Fragen und Antworten zum Mehrwertsteuerpaket

Brüssel, 18. Januar 2018

I. ALLGEMEINE FRAGEN

Wozu brauchen wir diese Reformen?

Die heute vorgelegten Vorschläge bauen auf dem Mehrwertsteuer-Aktionsplan aus dem Jahr 2016 auf, der eine umfassende Überarbeitung der derzeitigen Vorschriften vorsieht, um einen robusten, einheitlichen, für die zunehmend globalisierte Welt gewappneten europäischen Mehrwertsteuerraum zu schaffen. Die vorgeschlagenen Reformen werden die Einführung eines modernen, effizienteren und weniger betrugsanfälligen Mehrwertsteuersystems unterstützen und die Fähigkeit der Mitgliedstaaten verbessern, Mehrwertsteuereinnahmen zu erheben.

Mit den heute vorgelegten Vorschlägen werden zwei Ziele verfolgt: dem Wunsch der Mitgliedstaaten nach mehr Flexibilität bei der Festlegung der Steuersätze zu entsprechen, und die der für inländische Unternehmen existierenden Mehrwertsteuerbefreiungen auf grenzüberschreitend tätige Kleinunternehmen auszuweiten.

Mehrwertsteuersätze

Die geltenden Vorschriften, die die Freiheit der Mitgliedstaaten einschränken, Mehrwertsteuersätze festzulegen, sind umständlich, nicht mehr zeitgemäß und restriktiv. Das derzeitige Verfahren, über das ein Mitgliedstaat um Änderung der Vorschriften über die Steuersätze ersuchen kann, erfordert letztlich die Zustimmung aller Mitgliedstaaten. Darüber hinaus gibt es historische Ausnahmeregelungen, die für einige Länder gelten, für andere jedoch nicht. Im Mai 2016 befürwortete der Rat die Absicht der Kommission, einen neuen Vorschlag auszuarbeiten, der den Mitgliedstaaten mehr Flexibilität bei der Festlegung der Steuersätze einräumt.

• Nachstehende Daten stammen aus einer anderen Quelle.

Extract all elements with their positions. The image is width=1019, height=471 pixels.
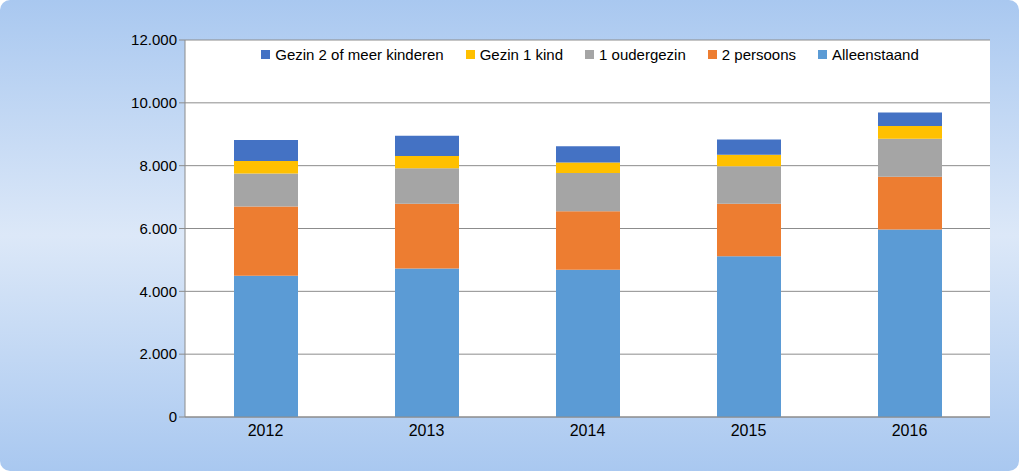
svg-text:6.000: 6.000 (139, 220, 177, 237)
html-text:Gezin 2 of meer kinderen: Gezin 2 of meer kinderen (275, 46, 444, 63)
svg-text:2012: 2012 (248, 422, 284, 439)
svg-text:2014: 2014 (570, 422, 606, 439)
svg-text:2015: 2015 (731, 422, 767, 439)
html-text:1 oudergezin: 1 oudergezin (599, 46, 686, 63)
html-text:2 persoons: 2 persoons (721, 46, 796, 63)
svg-text:2016: 2016 (892, 422, 928, 439)
svg-text:0: 0 (169, 408, 177, 425)
svg-text:2.000: 2.000 (139, 345, 177, 362)
svg-text:12.000: 12.000 (131, 31, 177, 48)
svg-text:8.000: 8.000 (139, 157, 177, 174)
svg-text:2013: 2013 (409, 422, 445, 439)
svg-text:10.000: 10.000 (131, 94, 177, 111)
svg-text:4.000: 4.000 (139, 283, 177, 300)
html-text:Alleenstaand: Alleenstaand (832, 46, 919, 63)
html-text:Gezin 1 kind: Gezin 1 kind (479, 46, 564, 63)
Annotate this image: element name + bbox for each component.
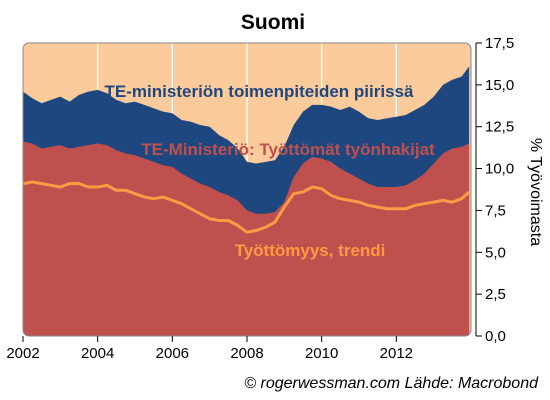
- annotation-tyottomat: TE-Ministeriö: Työttömät työnhakijat: [141, 140, 435, 159]
- annotation-toimenpiteet: TE-ministeriön toimenpiteiden piirissä: [105, 82, 414, 101]
- y-tick-label: 12,5: [485, 119, 514, 136]
- x-tick-label: 2008: [230, 345, 263, 362]
- series-line-trendi: [23, 180, 471, 234]
- annotation-trendi: Työttömyys, trendi: [235, 241, 386, 260]
- y-tick-label: 2,5: [485, 286, 506, 303]
- y-tick-label: 0,0: [485, 328, 506, 345]
- chart-title: Suomi: [241, 11, 305, 34]
- y-tick-label: 15,0: [485, 77, 514, 94]
- y-tick-label: 7,5: [485, 202, 506, 219]
- x-tick-label: 2004: [81, 345, 114, 362]
- source-credit: © rogerwessman.com Lähde: Macrobond: [244, 375, 539, 392]
- y-axis-label: % Työvoimasta: [527, 138, 544, 246]
- x-axis: 2002 2004 2006 2008 2010 2012: [6, 336, 413, 362]
- x-tick-label: 2002: [6, 345, 39, 362]
- y-tick-label: 10,0: [485, 161, 514, 178]
- y-tick-label: 5,0: [485, 244, 506, 261]
- x-tick-label: 2012: [380, 345, 413, 362]
- series-area-tyottomat: [23, 141, 470, 336]
- x-tick-label: 2010: [305, 345, 338, 362]
- y-tick-label: 17,5: [485, 35, 514, 52]
- x-tick-label: 2006: [156, 345, 189, 362]
- y-axis: 0,0 2,5 5,0 7,5 10,0 12,5 15,0 17,5: [475, 35, 514, 345]
- plot-area: [22, 42, 472, 337]
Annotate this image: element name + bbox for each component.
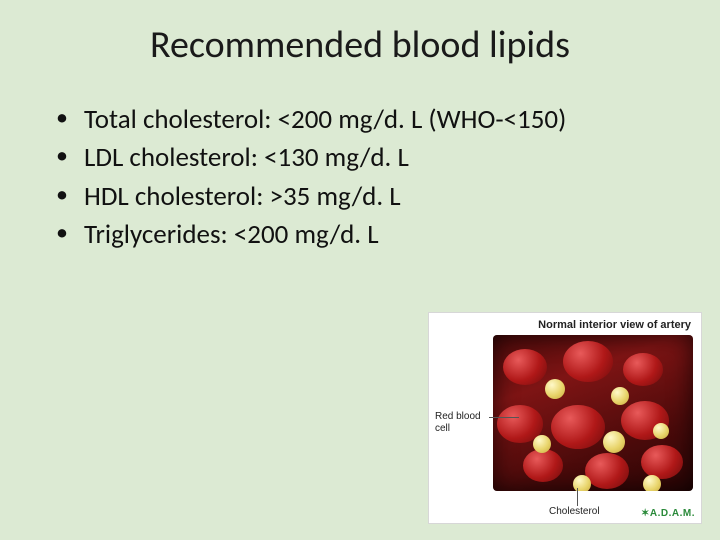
bullet-list: Total cholesterol: <200 mg/d. L (WHO-<15…	[50, 102, 720, 254]
red-blood-cell	[503, 349, 547, 385]
artery-illustration	[493, 335, 693, 491]
red-blood-cell	[523, 449, 563, 482]
bullet-item: Triglycerides: <200 mg/d. L	[50, 217, 720, 253]
red-blood-cell	[623, 353, 663, 386]
cholesterol-sphere	[573, 475, 591, 491]
cholesterol-sphere	[611, 387, 629, 405]
artery-figure: Normal interior view of artery Red blood…	[428, 312, 702, 524]
bullet-item: LDL cholesterol: <130 mg/d. L	[50, 140, 720, 176]
brand-star-icon: ✶	[641, 508, 650, 519]
brand-adam: ✶A.D.A.M.	[641, 508, 695, 519]
label-text: Red blood cell	[435, 411, 481, 434]
cholesterol-sphere	[653, 423, 669, 439]
figure-caption: Normal interior view of artery	[538, 319, 691, 331]
label-cholesterol: Cholesterol	[549, 506, 600, 518]
label-red-blood-cell: Red blood cell	[435, 411, 489, 434]
red-blood-cell	[585, 453, 629, 489]
slide-title: Recommended blood lipids	[0, 0, 720, 68]
red-blood-cell	[641, 445, 683, 479]
cholesterol-sphere	[603, 431, 625, 453]
bullet-item: HDL cholesterol: >35 mg/d. L	[50, 179, 720, 215]
cholesterol-sphere	[643, 475, 661, 491]
red-blood-cell	[563, 341, 613, 382]
cholesterol-sphere	[533, 435, 551, 453]
brand-text: A.D.A.M.	[650, 508, 695, 519]
label-text: Cholesterol	[549, 506, 600, 517]
red-blood-cell	[551, 405, 605, 449]
bullet-item: Total cholesterol: <200 mg/d. L (WHO-<15…	[50, 102, 720, 138]
cholesterol-sphere	[545, 379, 565, 399]
slide: Recommended blood lipids Total cholester…	[0, 0, 720, 540]
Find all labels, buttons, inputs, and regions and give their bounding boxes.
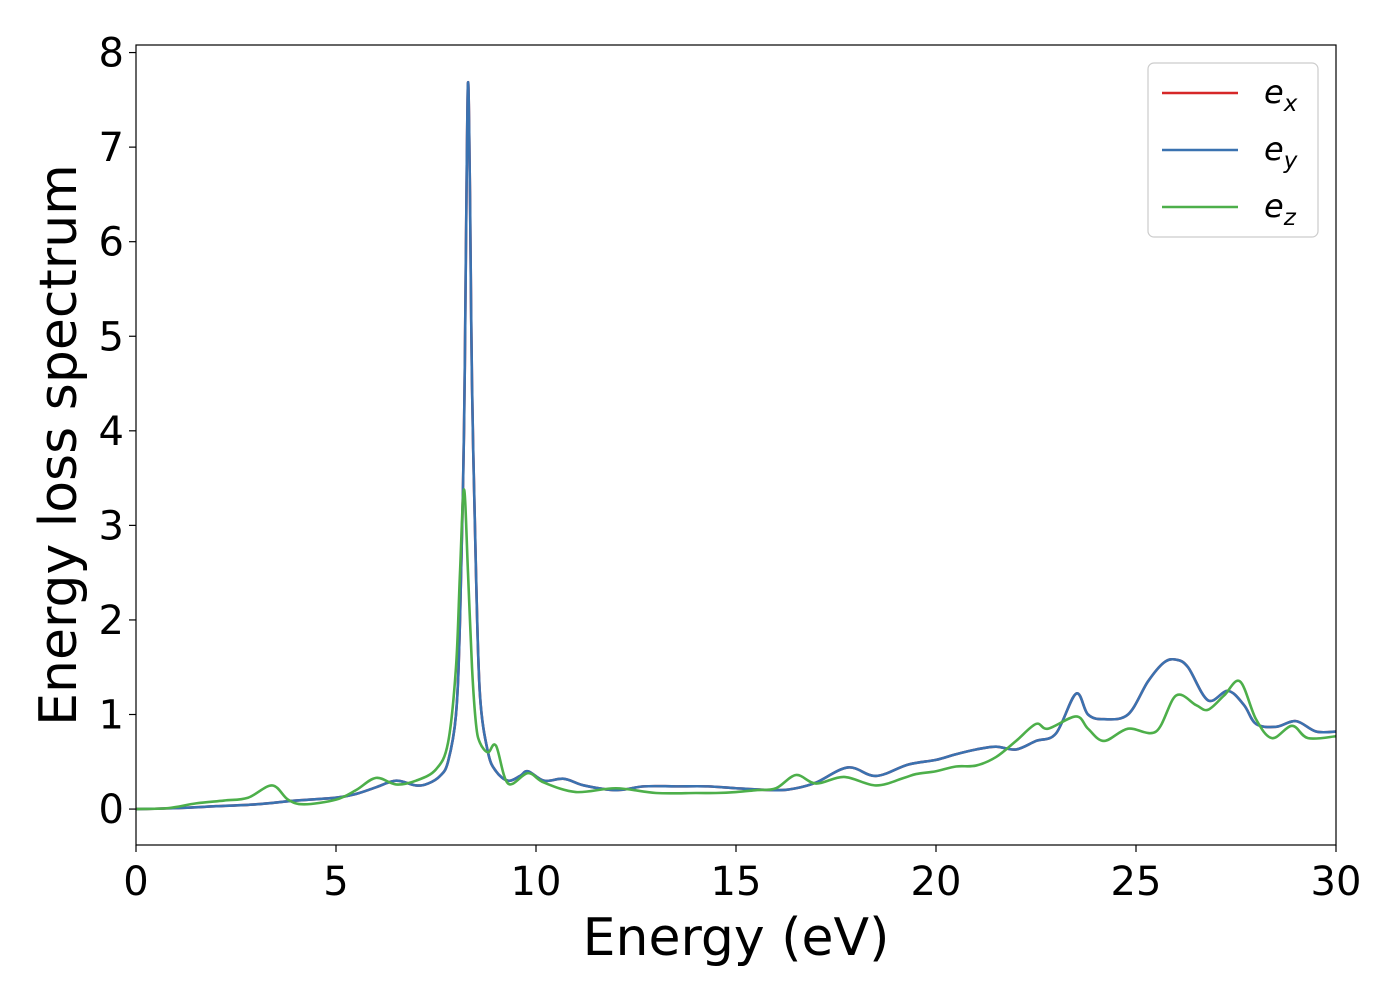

Einfachere Mehrwertsteuervorschriften für KMU

Kleinunternehmen sind das Rückgrat der europäischen Wirtschaft; 98 % aller EU-Unternehmen sind Kleinunternehmen, die mehr als 65 % der Arbeitsplätze im Privatsektor stellen. Ihre Mehrwertsteuer-Befolgungskosten sind derzeit unverhältnismäßig hoch, insbesondere, wenn sie in anderen Mitgliedstaaten Handel treiben. Der heute vorgelegte Vorschlag wird diese Kosten verringern helfen und Kleinunternehmen dabei unterstützen, zu wachsen und im Binnenmarkt Handel zu treiben. 

II. FLEXIBLERE UND EINHEITLICHE VORSCHRIFTEN FÜR MEHRWERTSTEUERSÄTZE

Wie hat sich das System der Mehrwertsteuersätze entwickelt?

Die derzeitigen Vorschriften in der Mehrwertsteuerrichtlinie stammen aus den 1990er-Jahren. Damals vereinbarten die Mitgliedstaaten einstimmig einen Mehrwertsteuernormalsatz von mindestens 15 % auf alle Gegenstände und Dienstleistungen. Ein ermäßigter Steuersatz von mindestens 5 % konnte auf eine vordefinierte Liste von Gegenständen und Dienstleistungen angewandt werden. In bestimmten Ländern waren aufgrund historischer „Stillhalte-Ausnahmeregelungen“, die bei deren Beitritt zur EU vereinbart wurden, einige weitere ermäßigte Steuersätze zulässig. Mit der Zeit hat dies zu einem Flickwerk aus von Land zu Land unterschiedlichen Steuersätzen und außerdem zu Ungleichheiten innerhalb der EU geführt. Einige Mitgliedstaaten können Ausnahmeregelungen in Anspruch nehmen, während es anderen nicht gestattet ist, einen ermäßigten Steuersatz oder einen Nullsteuersatz auf dieselben Gegenstände oder Dienstleistungen anzuwenden.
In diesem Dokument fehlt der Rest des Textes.